In Portuguese, almost every noun (person, place, or thing) is either masculine or feminine. If you haven’t studied a Romance language before, this may seem strange at first. After all, in English we usually only assign gender to people or living things, right?
Here are two examples of what we mean by grammatical gender:
A ponte é estreita. The bridge is narrow.
O gato é preto. The cat is black.
In this case, ‘the bridge’ is feminine (‘a ponte’), while the cat is masculine (‘o gato’). Sound strange? Well, believe it or not, Old English used to use grammatical gender in a similar way, but it fell out of use over time!
Gendered words remain a fact of life for Portuguese speakers. But as a learner, how are you supposed to know whether a word is masculine or feminine, other than simply memorizing them all?
To get started, here is the most basic rule:

  • Most words that end in “a“, are feminine. Example: a mesa.
  • Most words ending in “o” are masculine. Example: o carro.

However, you’ll soon find out that there are words that break this rule, and many that end in a letter other than “a” or “o”.

Comments:

  • Good explanation. I like hearing the examples. It may be a little helpful for the beginning student to heave longer examples done a bit more slowly as well as in normal cadence in order to learn the proper pronunciation of each of the words in the phrase or sentence. Thanks so much! 🙂

  • Thanks for having Rui speak the Portuguese. He is easy to understand and makes for consistency in the hearing and learning.

  • Great start for me so far. My only feedback is to use more realistic sentences in the examples. For example, I can’t imagine talking about hawks anytime soon. Maybe something more commonplace could be used?

    • Haha, I agree that talking about actual hawks/hawk-like birds probably doesn’t happen often! What you might not know is that Portugal has some beautiful islands called Açores (or Azores, in English), named after that bird 🙂 That is why that particular example of use of definite articles is under point 2), “2) Before the name of a city/region, when its name derives from a common noun”.

  • I seems to me that the vowel sound of the feminine singular in “a mesa” is different than the vowel sound of the feminine singular in “A ponte é estreita.” Does the sound of the feminine article vary slightly between nouns?

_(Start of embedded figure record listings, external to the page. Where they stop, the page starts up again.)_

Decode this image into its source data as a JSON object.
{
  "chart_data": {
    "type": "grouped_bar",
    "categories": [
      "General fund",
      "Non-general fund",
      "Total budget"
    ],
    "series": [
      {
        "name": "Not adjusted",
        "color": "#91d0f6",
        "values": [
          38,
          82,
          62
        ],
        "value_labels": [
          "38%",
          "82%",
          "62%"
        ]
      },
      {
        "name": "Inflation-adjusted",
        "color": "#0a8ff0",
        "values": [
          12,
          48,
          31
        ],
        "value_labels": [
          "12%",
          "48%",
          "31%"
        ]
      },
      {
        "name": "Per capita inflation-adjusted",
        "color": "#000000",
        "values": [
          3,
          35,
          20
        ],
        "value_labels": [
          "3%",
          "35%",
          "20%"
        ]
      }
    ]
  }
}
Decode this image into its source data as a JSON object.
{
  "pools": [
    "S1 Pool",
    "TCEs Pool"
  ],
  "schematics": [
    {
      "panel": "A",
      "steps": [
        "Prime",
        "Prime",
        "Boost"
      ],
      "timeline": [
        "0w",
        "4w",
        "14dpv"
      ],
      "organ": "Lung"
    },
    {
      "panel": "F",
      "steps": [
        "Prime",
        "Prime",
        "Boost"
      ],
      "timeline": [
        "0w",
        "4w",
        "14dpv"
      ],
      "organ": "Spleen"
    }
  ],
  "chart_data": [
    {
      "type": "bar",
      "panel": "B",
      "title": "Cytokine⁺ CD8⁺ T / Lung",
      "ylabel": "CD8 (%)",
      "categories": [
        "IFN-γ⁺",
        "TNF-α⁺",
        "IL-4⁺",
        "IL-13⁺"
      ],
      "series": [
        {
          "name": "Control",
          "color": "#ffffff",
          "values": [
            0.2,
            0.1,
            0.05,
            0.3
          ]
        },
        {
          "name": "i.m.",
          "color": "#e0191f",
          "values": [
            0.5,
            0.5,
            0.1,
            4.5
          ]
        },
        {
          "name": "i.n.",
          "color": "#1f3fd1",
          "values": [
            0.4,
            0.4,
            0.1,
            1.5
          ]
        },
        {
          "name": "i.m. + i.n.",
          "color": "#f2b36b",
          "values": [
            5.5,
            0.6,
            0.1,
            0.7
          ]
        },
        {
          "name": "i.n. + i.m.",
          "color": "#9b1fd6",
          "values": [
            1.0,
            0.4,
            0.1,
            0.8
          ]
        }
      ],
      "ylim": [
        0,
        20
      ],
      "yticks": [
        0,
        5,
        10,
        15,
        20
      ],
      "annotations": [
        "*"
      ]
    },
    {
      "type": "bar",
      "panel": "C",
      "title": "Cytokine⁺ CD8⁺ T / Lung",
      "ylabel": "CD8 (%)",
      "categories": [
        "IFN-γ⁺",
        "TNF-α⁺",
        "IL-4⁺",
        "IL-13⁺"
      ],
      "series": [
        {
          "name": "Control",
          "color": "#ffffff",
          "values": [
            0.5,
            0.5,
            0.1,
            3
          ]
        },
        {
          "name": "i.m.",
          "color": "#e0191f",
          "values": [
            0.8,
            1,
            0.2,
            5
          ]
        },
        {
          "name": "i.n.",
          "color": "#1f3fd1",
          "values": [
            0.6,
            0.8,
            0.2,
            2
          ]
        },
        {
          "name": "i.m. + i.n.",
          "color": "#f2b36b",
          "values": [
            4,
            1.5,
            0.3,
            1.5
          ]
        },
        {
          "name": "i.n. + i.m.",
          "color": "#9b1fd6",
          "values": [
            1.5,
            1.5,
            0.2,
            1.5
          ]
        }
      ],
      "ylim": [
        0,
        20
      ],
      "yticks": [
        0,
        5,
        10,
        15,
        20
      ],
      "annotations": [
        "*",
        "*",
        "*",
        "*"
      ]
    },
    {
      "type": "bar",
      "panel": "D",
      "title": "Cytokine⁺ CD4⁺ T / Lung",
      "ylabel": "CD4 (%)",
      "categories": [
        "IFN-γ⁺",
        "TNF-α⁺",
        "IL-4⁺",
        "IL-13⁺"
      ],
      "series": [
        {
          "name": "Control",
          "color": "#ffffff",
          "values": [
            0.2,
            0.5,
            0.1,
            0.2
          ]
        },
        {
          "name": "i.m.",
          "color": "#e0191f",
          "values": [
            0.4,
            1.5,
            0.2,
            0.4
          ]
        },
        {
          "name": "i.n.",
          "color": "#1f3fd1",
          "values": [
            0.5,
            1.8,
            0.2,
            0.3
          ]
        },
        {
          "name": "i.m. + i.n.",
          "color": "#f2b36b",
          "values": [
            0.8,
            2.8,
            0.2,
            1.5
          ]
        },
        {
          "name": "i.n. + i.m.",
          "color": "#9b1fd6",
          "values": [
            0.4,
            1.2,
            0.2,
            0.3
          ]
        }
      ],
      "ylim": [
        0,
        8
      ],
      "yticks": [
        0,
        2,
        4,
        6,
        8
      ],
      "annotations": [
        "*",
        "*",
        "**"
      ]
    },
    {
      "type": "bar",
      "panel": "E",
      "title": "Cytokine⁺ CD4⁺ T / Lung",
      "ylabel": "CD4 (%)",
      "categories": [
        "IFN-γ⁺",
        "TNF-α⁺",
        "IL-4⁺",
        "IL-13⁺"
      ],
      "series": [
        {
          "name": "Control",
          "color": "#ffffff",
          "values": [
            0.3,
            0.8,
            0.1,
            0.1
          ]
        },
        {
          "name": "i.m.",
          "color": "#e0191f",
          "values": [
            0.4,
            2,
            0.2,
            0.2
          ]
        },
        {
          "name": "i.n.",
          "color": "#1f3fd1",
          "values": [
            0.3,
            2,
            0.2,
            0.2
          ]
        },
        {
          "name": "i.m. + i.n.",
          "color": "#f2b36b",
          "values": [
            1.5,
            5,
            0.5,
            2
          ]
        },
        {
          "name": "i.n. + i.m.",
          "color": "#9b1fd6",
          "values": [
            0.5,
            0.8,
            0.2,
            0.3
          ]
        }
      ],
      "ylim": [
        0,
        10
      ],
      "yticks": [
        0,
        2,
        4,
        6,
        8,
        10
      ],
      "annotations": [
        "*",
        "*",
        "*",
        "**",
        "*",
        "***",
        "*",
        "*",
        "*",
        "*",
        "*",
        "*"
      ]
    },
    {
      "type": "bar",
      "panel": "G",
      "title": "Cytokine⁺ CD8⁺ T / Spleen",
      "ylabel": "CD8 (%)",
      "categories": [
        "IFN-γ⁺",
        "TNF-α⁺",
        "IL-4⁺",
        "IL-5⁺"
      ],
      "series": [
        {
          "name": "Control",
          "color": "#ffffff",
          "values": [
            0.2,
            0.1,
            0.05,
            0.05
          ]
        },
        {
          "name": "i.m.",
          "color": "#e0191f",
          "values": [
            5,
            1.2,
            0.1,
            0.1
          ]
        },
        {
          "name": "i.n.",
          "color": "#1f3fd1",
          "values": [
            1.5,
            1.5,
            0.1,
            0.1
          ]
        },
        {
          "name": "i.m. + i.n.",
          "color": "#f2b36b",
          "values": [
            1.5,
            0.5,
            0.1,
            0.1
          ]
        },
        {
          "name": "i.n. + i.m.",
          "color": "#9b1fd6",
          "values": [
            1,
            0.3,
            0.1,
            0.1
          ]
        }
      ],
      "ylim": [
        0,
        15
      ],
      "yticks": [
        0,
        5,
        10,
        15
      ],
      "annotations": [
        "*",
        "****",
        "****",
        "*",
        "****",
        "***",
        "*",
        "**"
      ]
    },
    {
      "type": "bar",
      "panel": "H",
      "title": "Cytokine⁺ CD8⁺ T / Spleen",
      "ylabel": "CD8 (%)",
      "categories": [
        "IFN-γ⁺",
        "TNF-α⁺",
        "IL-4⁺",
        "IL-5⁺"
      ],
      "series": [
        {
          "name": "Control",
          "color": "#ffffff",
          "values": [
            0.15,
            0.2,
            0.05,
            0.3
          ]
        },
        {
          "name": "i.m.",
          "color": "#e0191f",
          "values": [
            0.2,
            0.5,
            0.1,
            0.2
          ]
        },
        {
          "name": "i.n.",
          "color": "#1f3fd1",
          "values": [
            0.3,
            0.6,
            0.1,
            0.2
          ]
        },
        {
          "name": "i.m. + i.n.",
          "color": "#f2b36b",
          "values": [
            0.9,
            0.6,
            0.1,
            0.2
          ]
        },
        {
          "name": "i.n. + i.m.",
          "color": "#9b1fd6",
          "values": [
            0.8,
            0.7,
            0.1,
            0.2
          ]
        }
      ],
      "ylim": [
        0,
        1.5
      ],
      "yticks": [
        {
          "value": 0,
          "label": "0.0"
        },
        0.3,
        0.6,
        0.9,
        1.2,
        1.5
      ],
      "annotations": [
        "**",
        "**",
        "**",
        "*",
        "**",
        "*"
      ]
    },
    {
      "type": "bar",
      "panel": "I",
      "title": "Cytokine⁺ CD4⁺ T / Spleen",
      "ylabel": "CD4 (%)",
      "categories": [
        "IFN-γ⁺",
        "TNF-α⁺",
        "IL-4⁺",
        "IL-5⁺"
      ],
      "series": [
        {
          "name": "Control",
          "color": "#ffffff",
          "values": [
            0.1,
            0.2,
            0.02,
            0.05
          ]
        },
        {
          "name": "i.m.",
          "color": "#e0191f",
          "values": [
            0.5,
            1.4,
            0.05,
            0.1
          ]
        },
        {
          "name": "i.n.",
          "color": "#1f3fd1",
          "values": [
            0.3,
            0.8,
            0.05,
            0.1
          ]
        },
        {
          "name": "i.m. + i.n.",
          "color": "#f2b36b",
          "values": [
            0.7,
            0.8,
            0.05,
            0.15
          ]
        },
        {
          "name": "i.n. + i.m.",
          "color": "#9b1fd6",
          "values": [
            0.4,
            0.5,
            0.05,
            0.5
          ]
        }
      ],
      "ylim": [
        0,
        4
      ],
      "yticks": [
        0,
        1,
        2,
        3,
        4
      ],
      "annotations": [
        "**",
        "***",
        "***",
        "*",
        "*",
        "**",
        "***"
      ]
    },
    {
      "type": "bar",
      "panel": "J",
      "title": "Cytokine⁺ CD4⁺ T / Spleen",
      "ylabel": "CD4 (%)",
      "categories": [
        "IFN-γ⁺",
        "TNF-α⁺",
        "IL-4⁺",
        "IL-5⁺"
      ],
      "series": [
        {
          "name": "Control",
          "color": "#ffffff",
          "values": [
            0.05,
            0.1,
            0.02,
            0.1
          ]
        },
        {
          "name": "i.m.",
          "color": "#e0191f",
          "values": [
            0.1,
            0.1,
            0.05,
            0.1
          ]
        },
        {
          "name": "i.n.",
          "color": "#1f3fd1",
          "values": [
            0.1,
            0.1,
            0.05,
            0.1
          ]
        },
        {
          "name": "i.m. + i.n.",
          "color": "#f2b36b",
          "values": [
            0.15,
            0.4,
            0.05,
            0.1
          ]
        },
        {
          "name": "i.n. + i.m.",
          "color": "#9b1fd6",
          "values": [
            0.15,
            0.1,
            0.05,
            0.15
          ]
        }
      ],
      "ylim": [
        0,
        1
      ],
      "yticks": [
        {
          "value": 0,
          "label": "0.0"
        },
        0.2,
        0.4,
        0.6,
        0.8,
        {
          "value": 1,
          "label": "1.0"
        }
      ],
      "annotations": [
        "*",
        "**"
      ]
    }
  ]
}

    • Hey, Christopher. Actually, the vowel sound in the definite articles ‘a’ and ‘as’ is always the same 🙂

  • Thanks Joseph for confirming that. I listened again and this time they did sound the same to me. However, I now notice a difference in the audio examples between “os” when used with os carros (I hear ossh carros) and Os Açores (I hear Oss Açores, no SH). Am a crazy?

  • I like the way this is going!
    I have a mental block with leading Portuguese since i did not like the sound of it!
    But this is not too bad!

  • An engaging lesson. It is good to read the background to the conventions of the language as well as to practise the language itself.

  • Having this as a basic is very good. After learning some vocabulary elsewhere, and trying to string some phrases and short sentences or questions together, I now realise that the basics around the definite article have been missing and would have been really helpful. D’oh!